To get our touring fix after a few days of lazy lift skiing we also decided to skin across the Geant Glacier to Helbronner on the Italian side of the range before skiing down under the Dent du Geant and following the right bank of the Valle Blanche descent to the Mer de Glace.

Ollie and Ant leaving the ice tunnel from the Aiguille du Midi

First of all we stumbled and slid our way out of the ice tunnel and down the infamous East ridge of the Midi. Whilst gazing over at the towering Mont Blanc du Tacul we popped on our ski's and then descended some steep cruddy snow before cruising over to the Col du Midi.

Looking over to Helbronner past Mont Blanc du Tacul. (Skier bottom right for scale)

Ant coming to a stop near the Col du Midi (Aig. du Midi in background)
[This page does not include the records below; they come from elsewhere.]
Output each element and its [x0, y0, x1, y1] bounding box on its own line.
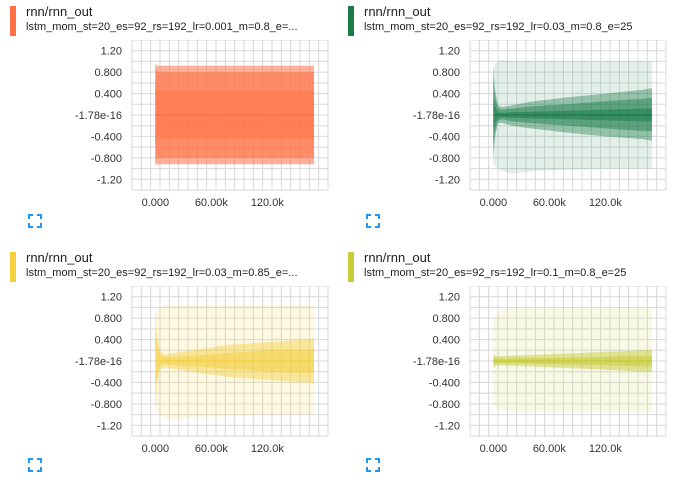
x-tick-label: 120.0k	[589, 443, 623, 455]
x-tick-label: 0.000	[142, 443, 170, 455]
y-tick-label: 1.20	[101, 292, 122, 304]
y-tick-label: -0.400	[91, 377, 122, 389]
expand-icon[interactable]	[366, 458, 380, 472]
x-tick-label: 60.00k	[195, 443, 229, 455]
x-tick-label: 0.000	[480, 197, 508, 209]
chart-header: rnn/rnn_out lstm_mom_st=20_es=92_rs=192_…	[10, 2, 330, 38]
y-tick-label: 0.800	[94, 313, 122, 325]
chart-plot[interactable]: 1.20 0.800 0.400 -1.78e-16 -0.400 -0.800 -1.20…	[8, 40, 338, 210]
x-tick-label: 120.0k	[251, 197, 285, 209]
x-tick-label: 120.0k	[589, 197, 623, 209]
y-tick-label: -0.400	[429, 377, 460, 389]
y-tick-label: 1.20	[439, 292, 460, 304]
run-color-swatch	[348, 252, 354, 282]
y-tick-label: 0.800	[432, 67, 460, 79]
run-color-swatch	[348, 6, 354, 36]
run-color-swatch	[10, 252, 16, 282]
y-tick-label: 0.400	[432, 335, 460, 347]
y-tick-label: -0.400	[429, 131, 460, 143]
chart-title: rnn/rnn_out	[364, 4, 431, 19]
chart-header: rnn/rnn_out lstm_mom_st=20_es=92_rs=192_…	[348, 248, 668, 284]
chart-plot[interactable]: 1.20 0.800 0.400 -1.78e-16 -0.400 -0.800 -1.20…	[346, 40, 675, 210]
chart-card-1: rnn/rnn_out lstm_mom_st=20_es=92_rs=192_…	[346, 2, 675, 242]
expand-icon[interactable]	[28, 214, 42, 228]
x-tick-label: 60.00k	[195, 197, 229, 209]
expand-icon[interactable]	[28, 458, 42, 472]
chart-title: rnn/rnn_out	[26, 4, 93, 19]
chart-subtitle: lstm_mom_st=20_es=92_rs=192_lr=0.001_m=0…	[26, 21, 298, 33]
y-tick-label: 0.400	[94, 335, 122, 347]
y-tick-label: -1.78e-16	[75, 110, 122, 122]
chart-plot[interactable]: 1.20 0.800 0.400 -1.78e-16 -0.400 -0.800 -1.20…	[8, 286, 338, 456]
y-tick-label: -1.20	[435, 420, 460, 432]
y-tick-label: -0.800	[91, 399, 122, 411]
y-tick-label: 1.20	[101, 46, 122, 58]
chart-title: rnn/rnn_out	[26, 250, 93, 265]
x-tick-label: 0.000	[142, 197, 170, 209]
y-tick-label: 1.20	[439, 46, 460, 58]
y-tick-label: -0.800	[91, 153, 122, 165]
y-tick-label: 0.400	[432, 89, 460, 101]
chart-title: rnn/rnn_out	[364, 250, 431, 265]
expand-icon[interactable]	[366, 214, 380, 228]
chart-header: rnn/rnn_out lstm_mom_st=20_es=92_rs=192_…	[348, 2, 668, 38]
chart-subtitle: lstm_mom_st=20_es=92_rs=192_lr=0.1_m=0.8…	[364, 267, 627, 279]
y-tick-label: -1.78e-16	[413, 356, 460, 368]
x-tick-label: 120.0k	[251, 443, 285, 455]
x-tick-label: 0.000	[480, 443, 508, 455]
y-tick-label: -1.78e-16	[413, 110, 460, 122]
distribution-band	[155, 331, 314, 388]
x-tick-label: 60.00k	[533, 197, 567, 209]
y-tick-label: -1.20	[435, 174, 460, 186]
y-tick-label: 0.800	[94, 67, 122, 79]
x-tick-label: 60.00k	[533, 443, 567, 455]
y-tick-label: -0.400	[91, 131, 122, 143]
chart-header: rnn/rnn_out lstm_mom_st=20_es=92_rs=192_…	[10, 248, 330, 284]
y-tick-label: -1.78e-16	[75, 356, 122, 368]
y-tick-label: 0.800	[432, 313, 460, 325]
chart-card-3: rnn/rnn_out lstm_mom_st=20_es=92_rs=192_…	[346, 248, 675, 488]
y-tick-label: -0.800	[429, 153, 460, 165]
chart-subtitle: lstm_mom_st=20_es=92_rs=192_lr=0.03_m=0.…	[26, 267, 298, 279]
chart-card-0: rnn/rnn_out lstm_mom_st=20_es=92_rs=192_…	[8, 2, 338, 242]
chart-card-2: rnn/rnn_out lstm_mom_st=20_es=92_rs=192_…	[8, 248, 338, 488]
run-color-swatch	[10, 6, 16, 36]
y-tick-label: -1.20	[97, 174, 122, 186]
y-tick-label: -0.800	[429, 399, 460, 411]
chart-plot[interactable]: 1.20 0.800 0.400 -1.78e-16 -0.400 -0.800 -1.20…	[346, 286, 675, 456]
y-tick-label: 0.400	[94, 89, 122, 101]
chart-subtitle: lstm_mom_st=20_es=92_rs=192_lr=0.03_m=0.…	[364, 21, 633, 33]
y-tick-label: -1.20	[97, 420, 122, 432]
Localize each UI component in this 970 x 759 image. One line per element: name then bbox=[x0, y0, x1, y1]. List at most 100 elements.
From here we had to descend gentle slopes past Pointe Lachenal and the Gervasutti Couloir however we were soon faced with ski mountaineers nemesis: 'breakable crust' - imagine trying to ski on a giant Creme Brulee and you get some idea. The tough snow conditions delayed us a little but eventually we made it down and were putting on our climbing skins under the Aiguille du Diable and Pyramid du Tacul. With skins on we started the climb up to Helbronner past the Aiguille de Toule and Le Grand Flambeau.

Ollie and Jaime skinning past seracs, Les Capucins in the background

Fresh tracks descending from Helbronner

After a quick stop at Helbronner we started our descent and found perfect powder :)


Myself descending from Helbronner. Video L Friel.

Next we had to negotiate a steep pitch of powder and crust and I had to dodge a crevasse at the last minute (thanks guys...). This brought us above the Geant Seracs which we skied past and down onto the Mer de Glace for lunch in a magnificent spot on the moraine.

Myself skiing down past the Geant Seracs

Jaime celebrating at lunch on the Mer de Glace

Skiing down the Mer de Glace was remarkable; effortlessly gliding down miles of pristine glacier whilst rock and ice rose upwards for thousands of metres on either side of us was an unforgettable experience.

Myself, Ant, Lawrence, Jaime and Si on the Mer de Glace. Photo O Mentz.

Sadly it all had to end somewhere and at this time of the season it's impossible to ski all the way back to Chamonix so we rejoined the tourist hordes at Montenvers and caught the historic train down to the valley for tea and medals.